Alec Baldwin charged with involuntary manslaughter in fatal ‘Rust’ shooting: district attorney. Live ammunition on the set that shouldn’t have been there, ammunition not checked for live rounds (Why wasn’t the gun empty for practice scenes?), the mysterious single-action .45 that required no trigger pull, failed to hold in the full cock position and the safety notch failed, allowing it to fire.
Note: We have an old single-action (non-transfer bar) pistol. I just checked it. With the hammer back it holds unless the trigger is pulled. If you hold the hammer with your thumb, pull the trigger, quickly release the trigger and continue letting the hammer down the hammer is stopped by the safety notch unless the trigger is pulled. So, even if the hammer failed to engage the full cock notch and went down when released – if the trigger wasn’t pulled the safety notch should have stopped the hammer.
Draw your own conclusions.

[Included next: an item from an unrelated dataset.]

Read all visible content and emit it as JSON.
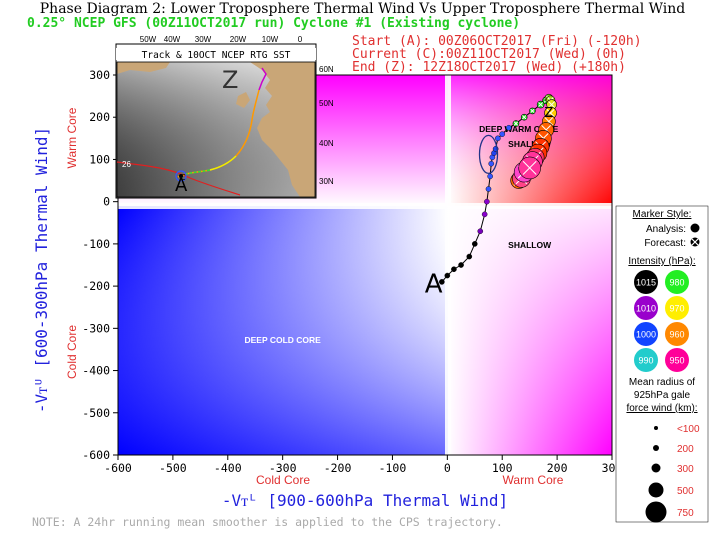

We suppose the gun could have been defective, which takes us back to: why was it on the set?
Here’s an update from Daily Mail with more details and it includes the FBI report.
Alec Baldwin was charged with two counts of involuntary manslaughter in the death of Halyna Hutchins.
Hannah Gutierrez-Reed, who was the armorer on the film ‘Rust,’ was also charged with two counts of involuntary manslaughter.
Halls allegedly handed Baldwin a .45 revolver, telling him that it was “cold,” or safe. Prior to that, Gutierrez-Reed spun the cylinder to show Halls what was in the gun, her lawyer said.
Baldwin has maintained that he did not pull the trigger of the gun – once during a prime-time interview shortly following the deadly shooting and again on a podcast episode. The actor originally said he had pulled the hammer of the gun back as far as he could and released it, but did not pull the trigger.